Data Visualization on Spotify's Progress Overtime
The skills I demoed here can be learned through taking Data Science with Machine Learning bootcamp with NYC Data Science Academy.
The medium through which we listen to music has been changing from cassette tapes, cds, mp3 players, and now to streaming services. Thus, it was only logical to explore the popular songs from Spotify, the leading music streaming market, if I wanted to explore the data trends in music and how it has changed over the past 10 years. If any trends exist among the features of the popular songs from the Spotify, it might be helpful to predict the future music trend for the entertainment business to be more successful.
First, I wanted to explore the most popular feature for past 10 years overall. According to the data, Memories by Maroon 5 turned out the be the most famous song for the past 10 years. Also, Katy Perry is the most popular artist with dance pop being the most popular genre.
Not only that, with the various characteristics of the song that Spotify offers, I was able to check the other popular features of the song. For example, BPM (beats per minute) of about 124 was the most common among the songs, and energy (the higher the value, the more energetic) was about 81.
Also, danceability (the higher the value, the easier it is to dance to the song), loudness (the higher the value, the louder the song), liveness (the higher the value, the more likely the song is a live recording), valence (the higher the value, the more positive mood for the song), duration (the length of the song), acousticness (the higher the value, the more acoustic the song is), and speechiness (the higher the value, the more spoken word the song contains) was 69, -5, 10, 45, 220, 3.4, and 5, respectively. With this data, the most popular features were revealed, but how did the features change over the span of 10 years?
Average of Each Feature Every Year
It led me to check by observing the average of each feature every year.
BPM seemed like it was getting higher until the year of 2014 but started decreasing, while energy tends to keep on decreasing. Danceability started increasing significantly starting from the year of 2013, and the loudness has been fluctuating since the year of 2014. Liveness has been decreasing since 2016, valence has been fluctuating since 2015, and duration tended to decrease since 2015, meaning people are preferring shorter songs. While the acousticness significantly increased in 2018, speechiness fluctuated but seems to be on a general decline since 2017.

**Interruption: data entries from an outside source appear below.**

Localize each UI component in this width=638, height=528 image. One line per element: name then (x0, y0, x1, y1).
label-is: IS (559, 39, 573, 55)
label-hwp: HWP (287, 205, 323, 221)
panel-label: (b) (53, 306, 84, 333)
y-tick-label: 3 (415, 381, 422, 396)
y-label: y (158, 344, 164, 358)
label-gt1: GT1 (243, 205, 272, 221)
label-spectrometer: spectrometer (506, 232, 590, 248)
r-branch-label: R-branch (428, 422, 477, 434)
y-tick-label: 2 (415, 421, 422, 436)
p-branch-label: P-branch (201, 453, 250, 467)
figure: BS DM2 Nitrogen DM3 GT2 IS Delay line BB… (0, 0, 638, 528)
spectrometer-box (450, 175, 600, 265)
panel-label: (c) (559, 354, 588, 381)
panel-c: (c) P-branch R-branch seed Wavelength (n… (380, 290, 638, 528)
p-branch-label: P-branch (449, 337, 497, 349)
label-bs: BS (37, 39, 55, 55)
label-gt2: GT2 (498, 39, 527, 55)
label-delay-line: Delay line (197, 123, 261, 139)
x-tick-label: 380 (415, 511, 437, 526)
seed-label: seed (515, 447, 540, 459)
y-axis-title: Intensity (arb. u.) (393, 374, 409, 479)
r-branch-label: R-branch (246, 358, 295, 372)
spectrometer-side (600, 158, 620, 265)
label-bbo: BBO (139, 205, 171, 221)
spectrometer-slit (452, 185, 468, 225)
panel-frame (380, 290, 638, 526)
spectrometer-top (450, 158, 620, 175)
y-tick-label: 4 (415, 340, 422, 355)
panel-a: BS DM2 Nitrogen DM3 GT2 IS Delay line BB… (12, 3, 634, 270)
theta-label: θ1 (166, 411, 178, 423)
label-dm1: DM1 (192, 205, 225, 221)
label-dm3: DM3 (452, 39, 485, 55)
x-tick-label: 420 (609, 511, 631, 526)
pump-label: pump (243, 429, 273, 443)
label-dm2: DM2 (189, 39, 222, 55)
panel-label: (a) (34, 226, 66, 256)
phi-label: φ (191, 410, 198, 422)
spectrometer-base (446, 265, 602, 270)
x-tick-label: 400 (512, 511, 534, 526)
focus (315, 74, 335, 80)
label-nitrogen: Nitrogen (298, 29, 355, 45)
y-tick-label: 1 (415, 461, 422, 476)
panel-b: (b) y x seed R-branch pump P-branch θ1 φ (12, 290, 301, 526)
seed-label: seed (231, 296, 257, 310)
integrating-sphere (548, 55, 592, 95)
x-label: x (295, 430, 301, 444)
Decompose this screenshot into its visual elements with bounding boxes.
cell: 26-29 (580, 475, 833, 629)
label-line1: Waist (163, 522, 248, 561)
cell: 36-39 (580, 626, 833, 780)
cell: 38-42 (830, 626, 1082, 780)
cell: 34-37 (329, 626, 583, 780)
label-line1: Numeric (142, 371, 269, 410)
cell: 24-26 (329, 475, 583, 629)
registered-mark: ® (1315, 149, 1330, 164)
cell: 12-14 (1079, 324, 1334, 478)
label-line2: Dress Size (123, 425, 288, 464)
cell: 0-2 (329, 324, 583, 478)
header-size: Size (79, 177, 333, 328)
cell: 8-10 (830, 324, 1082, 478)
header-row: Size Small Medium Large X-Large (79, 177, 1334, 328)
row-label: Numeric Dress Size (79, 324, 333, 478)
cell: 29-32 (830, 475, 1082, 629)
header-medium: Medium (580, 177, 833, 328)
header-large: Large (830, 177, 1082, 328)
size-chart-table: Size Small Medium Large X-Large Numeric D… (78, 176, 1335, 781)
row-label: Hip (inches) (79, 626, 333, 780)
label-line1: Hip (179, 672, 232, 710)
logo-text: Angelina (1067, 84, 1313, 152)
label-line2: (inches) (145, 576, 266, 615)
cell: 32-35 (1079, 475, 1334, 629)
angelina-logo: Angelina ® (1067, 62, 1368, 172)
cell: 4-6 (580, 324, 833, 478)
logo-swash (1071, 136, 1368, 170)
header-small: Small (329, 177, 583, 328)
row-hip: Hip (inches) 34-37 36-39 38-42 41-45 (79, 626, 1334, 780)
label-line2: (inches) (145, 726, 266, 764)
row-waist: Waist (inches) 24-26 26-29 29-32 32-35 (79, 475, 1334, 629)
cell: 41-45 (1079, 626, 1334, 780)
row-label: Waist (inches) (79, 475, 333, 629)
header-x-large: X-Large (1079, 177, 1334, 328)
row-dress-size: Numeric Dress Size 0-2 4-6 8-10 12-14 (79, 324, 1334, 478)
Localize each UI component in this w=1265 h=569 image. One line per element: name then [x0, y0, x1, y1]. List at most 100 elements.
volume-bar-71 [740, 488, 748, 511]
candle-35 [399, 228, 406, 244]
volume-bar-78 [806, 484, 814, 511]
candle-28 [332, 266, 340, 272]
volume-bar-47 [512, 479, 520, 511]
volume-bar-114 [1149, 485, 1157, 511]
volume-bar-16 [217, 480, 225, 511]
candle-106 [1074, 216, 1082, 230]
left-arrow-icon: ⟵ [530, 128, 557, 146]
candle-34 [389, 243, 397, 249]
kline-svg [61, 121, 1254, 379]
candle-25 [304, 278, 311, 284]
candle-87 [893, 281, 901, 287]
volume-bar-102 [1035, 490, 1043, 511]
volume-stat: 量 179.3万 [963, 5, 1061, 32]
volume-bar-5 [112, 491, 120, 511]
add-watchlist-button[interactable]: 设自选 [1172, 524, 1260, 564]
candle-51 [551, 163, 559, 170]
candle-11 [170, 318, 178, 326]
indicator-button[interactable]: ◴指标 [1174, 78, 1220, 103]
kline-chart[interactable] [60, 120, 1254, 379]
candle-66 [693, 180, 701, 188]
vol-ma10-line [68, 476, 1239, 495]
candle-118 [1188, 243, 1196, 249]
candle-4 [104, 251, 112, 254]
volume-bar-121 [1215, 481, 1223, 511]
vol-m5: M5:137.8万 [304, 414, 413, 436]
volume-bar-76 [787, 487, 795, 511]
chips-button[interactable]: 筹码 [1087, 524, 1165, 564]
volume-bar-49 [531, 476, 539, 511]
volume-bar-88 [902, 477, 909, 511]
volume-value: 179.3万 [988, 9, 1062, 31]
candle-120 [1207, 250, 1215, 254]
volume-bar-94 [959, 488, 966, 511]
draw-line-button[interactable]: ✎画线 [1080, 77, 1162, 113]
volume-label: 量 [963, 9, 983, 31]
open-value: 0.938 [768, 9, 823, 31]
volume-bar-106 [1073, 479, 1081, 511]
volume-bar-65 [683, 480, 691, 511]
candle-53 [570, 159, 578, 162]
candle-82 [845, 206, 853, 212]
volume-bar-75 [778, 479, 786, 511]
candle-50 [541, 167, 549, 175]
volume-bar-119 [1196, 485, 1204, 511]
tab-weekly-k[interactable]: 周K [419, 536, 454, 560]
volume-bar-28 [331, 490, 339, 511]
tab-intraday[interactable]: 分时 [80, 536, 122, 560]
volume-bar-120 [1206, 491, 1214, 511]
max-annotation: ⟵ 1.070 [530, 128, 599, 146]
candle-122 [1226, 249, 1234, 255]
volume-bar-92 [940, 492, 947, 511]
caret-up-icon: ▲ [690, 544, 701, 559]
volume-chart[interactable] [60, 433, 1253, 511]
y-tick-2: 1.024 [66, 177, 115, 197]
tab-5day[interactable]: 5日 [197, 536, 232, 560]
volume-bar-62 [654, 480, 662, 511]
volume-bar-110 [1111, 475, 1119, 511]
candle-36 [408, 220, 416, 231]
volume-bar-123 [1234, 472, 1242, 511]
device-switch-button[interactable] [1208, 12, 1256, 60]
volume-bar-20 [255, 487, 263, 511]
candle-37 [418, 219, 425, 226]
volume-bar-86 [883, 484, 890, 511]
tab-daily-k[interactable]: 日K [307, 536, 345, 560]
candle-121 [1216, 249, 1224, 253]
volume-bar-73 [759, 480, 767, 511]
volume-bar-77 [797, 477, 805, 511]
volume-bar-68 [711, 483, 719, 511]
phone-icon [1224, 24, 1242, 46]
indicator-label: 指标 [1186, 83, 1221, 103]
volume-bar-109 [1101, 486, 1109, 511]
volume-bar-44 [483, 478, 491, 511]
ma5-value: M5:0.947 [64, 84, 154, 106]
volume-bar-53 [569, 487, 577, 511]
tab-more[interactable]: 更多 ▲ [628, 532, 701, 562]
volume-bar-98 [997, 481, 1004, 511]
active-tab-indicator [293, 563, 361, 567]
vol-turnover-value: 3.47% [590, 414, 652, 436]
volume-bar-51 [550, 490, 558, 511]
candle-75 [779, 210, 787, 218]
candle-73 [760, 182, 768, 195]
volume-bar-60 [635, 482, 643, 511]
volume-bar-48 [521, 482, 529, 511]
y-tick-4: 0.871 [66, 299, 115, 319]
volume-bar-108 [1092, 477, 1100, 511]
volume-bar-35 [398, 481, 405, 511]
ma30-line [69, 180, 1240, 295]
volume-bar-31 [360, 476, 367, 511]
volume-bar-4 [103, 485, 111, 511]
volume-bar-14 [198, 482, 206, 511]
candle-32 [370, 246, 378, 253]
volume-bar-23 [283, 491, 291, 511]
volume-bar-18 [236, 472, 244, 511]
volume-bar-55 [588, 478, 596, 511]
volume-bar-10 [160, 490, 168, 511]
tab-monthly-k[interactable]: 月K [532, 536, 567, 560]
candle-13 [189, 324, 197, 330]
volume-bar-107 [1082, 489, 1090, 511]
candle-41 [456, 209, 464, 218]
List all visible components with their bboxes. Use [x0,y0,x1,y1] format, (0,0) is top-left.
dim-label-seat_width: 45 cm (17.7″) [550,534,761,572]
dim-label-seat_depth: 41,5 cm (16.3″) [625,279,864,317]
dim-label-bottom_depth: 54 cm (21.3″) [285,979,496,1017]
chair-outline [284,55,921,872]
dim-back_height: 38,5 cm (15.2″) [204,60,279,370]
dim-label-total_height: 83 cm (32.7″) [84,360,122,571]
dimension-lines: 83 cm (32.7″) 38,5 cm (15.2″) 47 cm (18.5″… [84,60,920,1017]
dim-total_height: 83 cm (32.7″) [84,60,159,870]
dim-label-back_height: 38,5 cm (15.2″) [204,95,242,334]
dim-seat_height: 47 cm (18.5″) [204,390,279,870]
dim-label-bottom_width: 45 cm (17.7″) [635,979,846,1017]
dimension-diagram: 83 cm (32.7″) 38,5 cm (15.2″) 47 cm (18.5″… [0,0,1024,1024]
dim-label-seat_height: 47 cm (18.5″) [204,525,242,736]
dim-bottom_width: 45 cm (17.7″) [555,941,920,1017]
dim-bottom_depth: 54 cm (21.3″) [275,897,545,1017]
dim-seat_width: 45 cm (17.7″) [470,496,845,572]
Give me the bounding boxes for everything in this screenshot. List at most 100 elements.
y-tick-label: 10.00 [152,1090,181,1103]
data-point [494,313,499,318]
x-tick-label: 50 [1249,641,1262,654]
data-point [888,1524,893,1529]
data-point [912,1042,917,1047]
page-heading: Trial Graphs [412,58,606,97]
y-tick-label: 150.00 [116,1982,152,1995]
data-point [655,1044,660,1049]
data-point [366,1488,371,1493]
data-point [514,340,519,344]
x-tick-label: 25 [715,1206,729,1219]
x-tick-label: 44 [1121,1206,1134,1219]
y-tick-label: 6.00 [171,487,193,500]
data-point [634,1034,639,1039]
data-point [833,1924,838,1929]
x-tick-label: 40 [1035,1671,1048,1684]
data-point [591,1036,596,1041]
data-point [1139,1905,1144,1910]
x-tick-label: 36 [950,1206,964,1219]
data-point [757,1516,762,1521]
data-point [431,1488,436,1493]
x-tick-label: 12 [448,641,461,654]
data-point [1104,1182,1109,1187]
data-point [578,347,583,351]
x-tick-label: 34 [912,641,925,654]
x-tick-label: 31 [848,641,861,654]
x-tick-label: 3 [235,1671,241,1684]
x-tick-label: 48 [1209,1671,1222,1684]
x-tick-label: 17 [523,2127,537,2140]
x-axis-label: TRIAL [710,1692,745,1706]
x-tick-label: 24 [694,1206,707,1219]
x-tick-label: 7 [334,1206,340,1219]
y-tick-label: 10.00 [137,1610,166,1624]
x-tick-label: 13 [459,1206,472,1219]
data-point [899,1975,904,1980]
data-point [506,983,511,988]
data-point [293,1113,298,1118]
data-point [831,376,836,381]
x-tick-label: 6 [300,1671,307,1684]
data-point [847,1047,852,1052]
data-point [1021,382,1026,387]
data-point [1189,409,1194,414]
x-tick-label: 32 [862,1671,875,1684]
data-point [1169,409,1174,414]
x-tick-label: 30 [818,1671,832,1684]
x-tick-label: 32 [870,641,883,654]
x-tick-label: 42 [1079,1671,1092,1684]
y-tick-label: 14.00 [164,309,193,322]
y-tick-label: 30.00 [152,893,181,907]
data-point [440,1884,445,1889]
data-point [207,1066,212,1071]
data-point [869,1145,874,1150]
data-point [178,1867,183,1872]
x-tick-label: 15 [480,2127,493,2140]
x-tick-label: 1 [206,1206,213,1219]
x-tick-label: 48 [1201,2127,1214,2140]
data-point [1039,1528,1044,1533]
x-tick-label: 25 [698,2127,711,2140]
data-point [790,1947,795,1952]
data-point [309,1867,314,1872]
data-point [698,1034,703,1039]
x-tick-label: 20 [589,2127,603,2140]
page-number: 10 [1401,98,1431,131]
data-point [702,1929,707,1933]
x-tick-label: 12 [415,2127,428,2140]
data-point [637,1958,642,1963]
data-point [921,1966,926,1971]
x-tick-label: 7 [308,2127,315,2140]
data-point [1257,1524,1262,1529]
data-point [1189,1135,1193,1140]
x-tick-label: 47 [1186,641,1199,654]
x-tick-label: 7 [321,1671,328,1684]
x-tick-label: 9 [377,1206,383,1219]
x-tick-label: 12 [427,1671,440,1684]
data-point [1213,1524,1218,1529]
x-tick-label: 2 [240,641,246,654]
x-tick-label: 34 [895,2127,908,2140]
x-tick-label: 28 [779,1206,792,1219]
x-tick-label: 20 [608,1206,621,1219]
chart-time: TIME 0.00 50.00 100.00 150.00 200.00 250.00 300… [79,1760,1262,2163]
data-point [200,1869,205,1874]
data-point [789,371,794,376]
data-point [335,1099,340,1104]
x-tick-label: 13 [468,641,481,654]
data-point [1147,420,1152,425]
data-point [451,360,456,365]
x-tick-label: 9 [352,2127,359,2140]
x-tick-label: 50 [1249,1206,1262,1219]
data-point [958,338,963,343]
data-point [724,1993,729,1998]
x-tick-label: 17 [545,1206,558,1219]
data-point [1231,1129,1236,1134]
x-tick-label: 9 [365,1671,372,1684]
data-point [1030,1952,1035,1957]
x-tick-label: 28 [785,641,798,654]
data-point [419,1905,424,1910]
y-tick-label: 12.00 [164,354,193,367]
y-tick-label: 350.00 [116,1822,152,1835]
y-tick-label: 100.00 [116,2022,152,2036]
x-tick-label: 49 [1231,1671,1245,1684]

After exploring the change in trends annually, I also started wondering: how much does each feature contribute to the popularity of the song?
I decided to create scatterplots and density maps to more accurately identify the frequency of a feature’s value against the popularity of the song and checked the approximated median of the most dense area. Surprisingly, all of the features seem to be the most dense near the values in the 70s, which indicates that songs with popularity values around 70 have more mainstream characteristics than the ones on either extreme side of the popularity spectrum.
But is there any correlation between the features? Over the span of 10 years all together, there seems to be no strong correlation between year and features or popularity and features. However, among the features, energy and loudness, danceability and valence, and energy and acousticness seem to have correlations.
With the data analyzed above, I was able to explore the trend of music in past 10 years. However, this made me want to go more in depth dataset-wise by comparing data with the Billboard’s chart of 10 years, or with the list of songs that got an award to see if any other trends exist between them.